La potenza spirituale della letteratura richiama, da ultimo, il compito primario affidato da Dio all’uomo: il compito di “nominare” gli esseri e le cose (cfr. Gn2, 19-20). La missione di custode del creato, assegnata da Dio ad Adamo, passa innanzitutto proprio dalla riconoscenza della realtà propria e del senso che ha l’esistenza degli altri esseri. Il sacerdote è anche investito di questo compito originario di “nominare”, di dare senso, di farsi strumento di comunione tra il creato e la Parola fatta carne e della sua potenza di illuminazione di ogni aspetto della condizione umana.
Teche: Nomi da moglie
È bello, in generale, nominare, dare nomi. Il potere di associare una serie di suoni e segni ad un ente, creare un vincolo biunivoco, equivoco, sinonimo, contrario, e farlo riprodurre presso le altre persone della stessa comunità, e generare indirettamente in loro, tramite quella parola, nuove associazioni, è forse tra le attività più entusiasmanti.
Poi c'è l'affetto delle relazioni. Dare il nome ad una figlia, o a un figlio, sangue del nostro sangue, è una scelta importante. Può ricordare un parente, un antenato, un luogo, un eroe, una battaglia, un mondo. È un'attività così primaria per una comunità che se ne parla ovunque, “Che nome daresti a tuo figlio?” “E se fosse femmina?”

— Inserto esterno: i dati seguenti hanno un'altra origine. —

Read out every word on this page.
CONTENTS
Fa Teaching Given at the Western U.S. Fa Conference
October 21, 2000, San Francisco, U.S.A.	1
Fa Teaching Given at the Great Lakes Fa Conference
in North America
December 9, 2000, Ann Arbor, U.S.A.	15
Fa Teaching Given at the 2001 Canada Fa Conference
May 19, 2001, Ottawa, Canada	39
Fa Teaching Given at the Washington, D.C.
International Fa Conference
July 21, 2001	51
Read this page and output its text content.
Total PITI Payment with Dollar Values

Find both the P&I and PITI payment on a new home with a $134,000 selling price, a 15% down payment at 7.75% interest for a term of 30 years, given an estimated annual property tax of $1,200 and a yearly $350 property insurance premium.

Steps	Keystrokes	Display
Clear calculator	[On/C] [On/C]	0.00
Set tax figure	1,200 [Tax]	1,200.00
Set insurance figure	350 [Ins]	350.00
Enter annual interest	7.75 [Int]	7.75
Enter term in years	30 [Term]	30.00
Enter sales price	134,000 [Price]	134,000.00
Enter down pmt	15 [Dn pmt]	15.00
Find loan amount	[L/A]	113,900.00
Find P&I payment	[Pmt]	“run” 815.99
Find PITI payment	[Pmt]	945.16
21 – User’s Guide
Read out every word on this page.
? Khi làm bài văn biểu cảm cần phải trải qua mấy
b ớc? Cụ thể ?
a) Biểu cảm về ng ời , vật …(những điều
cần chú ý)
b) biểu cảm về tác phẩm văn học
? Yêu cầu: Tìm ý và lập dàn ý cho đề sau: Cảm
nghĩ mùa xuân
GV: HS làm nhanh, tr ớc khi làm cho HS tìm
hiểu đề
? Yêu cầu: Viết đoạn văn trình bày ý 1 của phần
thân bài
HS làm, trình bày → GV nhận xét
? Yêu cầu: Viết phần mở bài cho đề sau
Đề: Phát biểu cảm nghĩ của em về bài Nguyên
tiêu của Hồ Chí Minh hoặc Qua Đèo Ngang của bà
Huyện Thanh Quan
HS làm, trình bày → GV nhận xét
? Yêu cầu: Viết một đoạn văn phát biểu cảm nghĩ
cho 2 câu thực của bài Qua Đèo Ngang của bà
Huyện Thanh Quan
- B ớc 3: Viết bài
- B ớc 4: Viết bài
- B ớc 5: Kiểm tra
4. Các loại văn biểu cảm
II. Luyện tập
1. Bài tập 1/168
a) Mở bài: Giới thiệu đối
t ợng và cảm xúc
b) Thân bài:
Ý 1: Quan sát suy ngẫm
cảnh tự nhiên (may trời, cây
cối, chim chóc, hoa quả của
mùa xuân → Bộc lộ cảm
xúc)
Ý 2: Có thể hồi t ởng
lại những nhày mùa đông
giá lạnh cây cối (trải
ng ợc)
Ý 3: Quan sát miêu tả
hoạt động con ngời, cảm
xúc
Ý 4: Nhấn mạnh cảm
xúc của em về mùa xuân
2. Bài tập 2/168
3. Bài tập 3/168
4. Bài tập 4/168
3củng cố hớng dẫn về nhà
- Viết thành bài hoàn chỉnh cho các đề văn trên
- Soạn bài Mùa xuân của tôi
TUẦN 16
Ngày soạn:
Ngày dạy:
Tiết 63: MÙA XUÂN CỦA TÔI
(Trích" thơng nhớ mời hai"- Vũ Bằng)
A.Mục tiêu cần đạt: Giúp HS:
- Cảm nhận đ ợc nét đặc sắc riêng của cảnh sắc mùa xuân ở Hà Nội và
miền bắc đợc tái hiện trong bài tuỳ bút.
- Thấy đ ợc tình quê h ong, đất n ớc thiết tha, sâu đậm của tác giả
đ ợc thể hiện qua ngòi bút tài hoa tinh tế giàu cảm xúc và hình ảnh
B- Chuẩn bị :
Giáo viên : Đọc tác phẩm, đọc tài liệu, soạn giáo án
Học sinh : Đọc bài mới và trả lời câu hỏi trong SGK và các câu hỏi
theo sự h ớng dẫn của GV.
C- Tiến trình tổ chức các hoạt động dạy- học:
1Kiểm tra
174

Troppo poco si parla, però, di dare un nome a ciò che più di ogni altra cosa abbiamo scelto di amare: le mogli. La luce dei nostri occhi. Anzi, a dire il vero l'argomento è quasi un tabù. Prima le signore ricevevano in dono, almeno ad un livello sociale e pre-legale, il cognome del marito; oggi sempre meno. Ma mai si è andati fino in fondo in questo atto d'amore fondazionale. E allora eccoci. Come sarebbe bello se potessimo dare un nome nuovo alle mogli. Come sarebbe dolce poter regalare un nome all'altezza di una donna meravigliosa che magari si chiama Patrizia. E invece da quel giorno, sull'altare, davanti ai fotografi e agli amici, sarebbe finalmente una Cecilia, una Flaminia, una Maria Vittoria. E come sarebbe sublime se, rientrando stanchi alla sera col pattino, due giovani amici si ritrovassero a sognare sul futuro, sui settembre della vita, e si chiedessero “Tu come la chiameresti tua moglie?”